La cosa fondamentale è generare nelle donne l‘idea di essere grasse anche quando sono normali. Foto-ritocchi e anoressizzazione digitale dei corpi femminili creano figure mostruose e irraggiungibili e, nonostante ci siano fenomeni di inversione di tendenza come le modelle curvy, l’immaginario femminile ha subito ormai un danno permanente. L’industria dell‘infelicità vende di più a donne con bassa autostima, donne troppo dipendenti dalle aspettative estetiche altrui.

Nessuna dieta può modificare le naturali esigenze fisiologiche del corpo umano.

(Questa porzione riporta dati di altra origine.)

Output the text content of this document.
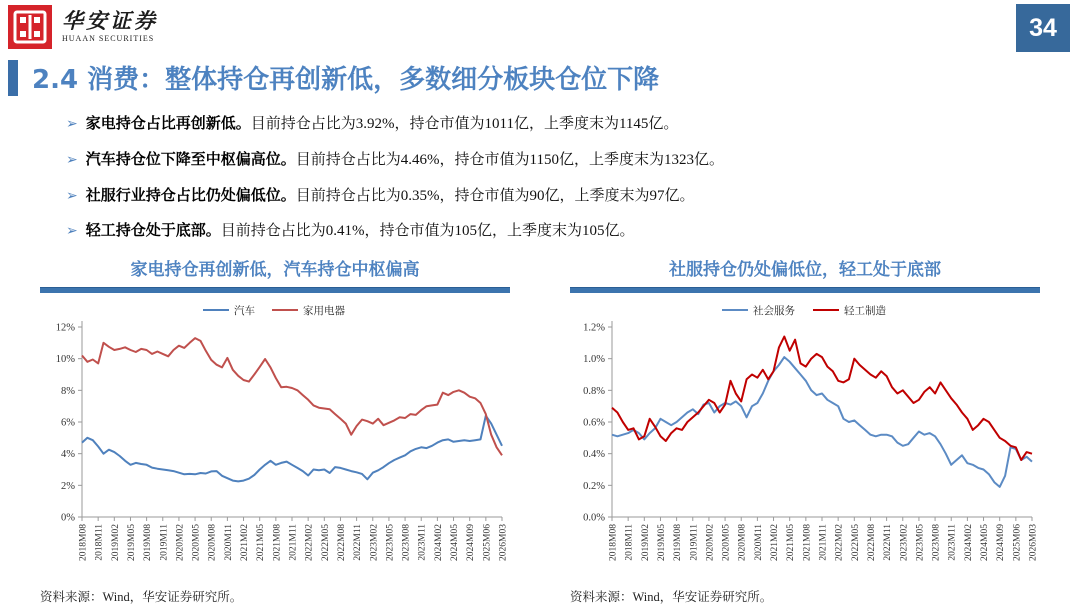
华安证券
HUAAN SECURITIES	34
2.4 消费：整体持仓再创新低，多数细分板块仓位下降
➢ 家电持仓占比再创新低。目前持仓占比为3.92%，持仓市值为1011亿，上季度末为1145亿。
➢ 汽车持仓位下降至中枢偏高位。目前持仓占比为4.46%，持仓市值为1150亿，上季度末为1323亿。
➢ 社服行业持仓占比仍处偏低位。目前持仓占比为0.35%，持仓市值为90亿，上季度末为97亿。
➢ 轻工持仓处于底部。目前持仓占比为0.41%，持仓市值为105亿，上季度末为105亿。
家电持仓再创新低，汽车持仓中枢偏高
0%
2%
4%
6%
8%
10%
12%
2018M08 2018M11 2019M02 2019M05 2019M08 2019M11 2020M02 2020M05 2020M08 2020M11 2021M02 2021M05 2021M08 2021M11 2022M02 2022M05 2022M08 2022M11 2023M02 2023M05 2023M08 2023M11 2024M02 2024M05 2024M09 2025M06 2026M03
汽车	家用电器
资料来源：Wind，华安证券研究所。
社服持仓仍处偏低位，轻工处于底部
0.0%
0.2%
0.4%
0.6%
0.8%
1.0%
1.2%
2018M08 2018M11 2019M02 2019M05 2019M08 2019M11 2020M02 2020M05 2020M08 2020M11 2021M02 2021M05 2021M08 2021M11 2022M02 2022M05 2022M08 2022M11 2023M02 2023M05 2023M08 2023M11 2024M02 2024M05 2024M09 2025M06 2026M03
社会服务	轻工制造
资料来源：Wind，华安证券研究所。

E’ uno scontro tra natura e cultura.

Il fallimento è dovuto all’incongruenza tra la domanda consapevole che esige la nostra sottomissione a diete rigide, pena il senso di colpa, e la domanda inconsapevole che ci fa il nostro corpo perchè magari ha bisogno del cibo come corazza verso l’esterno, come ansiolitico, come antidolorifico che annulla i desideri.

Il bisogno di regole ferree porta sempre con sè il piacere di aggirarle, perchè, oltre alla necessità di alimentarsi,  il cibo nasconde anche il desiderio di autodeterminarsi.

Torniamo ad amare il nostro corpo, a vederlo come luogo di piacere, a mangiare sulla base dei segnali della fame naturale, ricostruiamo un recinto perimetrale non negoziabile della nostra individualità dove nessuna operazione di marketing riesca a penetrare, liberiamoci di diete e bilance.